I was a teacher. I chose it because I liked working with DCs. I have never had even the slightest desire to be a Head of a school or even a deputy-managing doesn't hold any appeal-it is the DCs who give it the buzz and excitement. Why is this wrong?

MadameBoolala · 21/03/2012 16:10

It isn't wrong. However Xenia has set the cat among the pigeons and not returned.

Tha's really interesting Mrssweet, are the feminists that raised you disappointed in your life choices?

OP posts:
swallowedAfly · 21/03/2012 18:23

going up the ladder at anything never appealed to me. i always wanted to go wider rather than narrower and going up just narrows and narrows. for me that would be dull and the antithesis of progress and growth.

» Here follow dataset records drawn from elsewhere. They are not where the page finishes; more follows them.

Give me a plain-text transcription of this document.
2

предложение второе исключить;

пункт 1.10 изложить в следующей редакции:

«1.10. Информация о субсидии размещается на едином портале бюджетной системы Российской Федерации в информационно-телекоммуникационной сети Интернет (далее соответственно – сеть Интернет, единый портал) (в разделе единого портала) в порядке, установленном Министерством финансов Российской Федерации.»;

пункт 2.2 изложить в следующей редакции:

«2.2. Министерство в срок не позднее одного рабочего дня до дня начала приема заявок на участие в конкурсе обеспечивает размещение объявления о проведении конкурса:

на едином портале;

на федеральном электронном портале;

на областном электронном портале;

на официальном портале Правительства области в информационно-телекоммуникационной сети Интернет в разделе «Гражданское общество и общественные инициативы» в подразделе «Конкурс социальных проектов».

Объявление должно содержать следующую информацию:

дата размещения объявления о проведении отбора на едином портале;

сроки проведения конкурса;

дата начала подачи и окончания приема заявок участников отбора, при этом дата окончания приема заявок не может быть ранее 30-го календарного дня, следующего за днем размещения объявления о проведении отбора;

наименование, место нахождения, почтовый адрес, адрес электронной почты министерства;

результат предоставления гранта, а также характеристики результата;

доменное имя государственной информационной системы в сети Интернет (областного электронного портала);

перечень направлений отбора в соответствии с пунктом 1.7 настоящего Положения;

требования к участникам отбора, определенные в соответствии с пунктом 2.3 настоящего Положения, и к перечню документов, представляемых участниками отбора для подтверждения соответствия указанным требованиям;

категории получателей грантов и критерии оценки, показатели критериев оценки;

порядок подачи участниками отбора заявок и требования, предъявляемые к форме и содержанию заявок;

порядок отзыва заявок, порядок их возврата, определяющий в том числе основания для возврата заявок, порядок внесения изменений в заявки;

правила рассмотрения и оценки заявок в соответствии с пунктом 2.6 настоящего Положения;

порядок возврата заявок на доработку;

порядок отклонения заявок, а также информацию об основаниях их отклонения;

exoticfruits · 21/03/2012 18:31

I am quite happy working part time. I don't see how I could be there for the DCs, help my elderly mother, do 2 voluntary jobs in the community, cook from scratch, belong to 2 book groups, do research, have hobbies and look after my garden if I were climbing some career ladder.
Of course it would then give me the money to throw at it all, but it would cut out all the things that I really enjoy-for the sake of impressing someone else.

I think that it makes me a far more lively person than someone on a treadmill of work. I do not spend my day alone doing housework! I am not a drudge!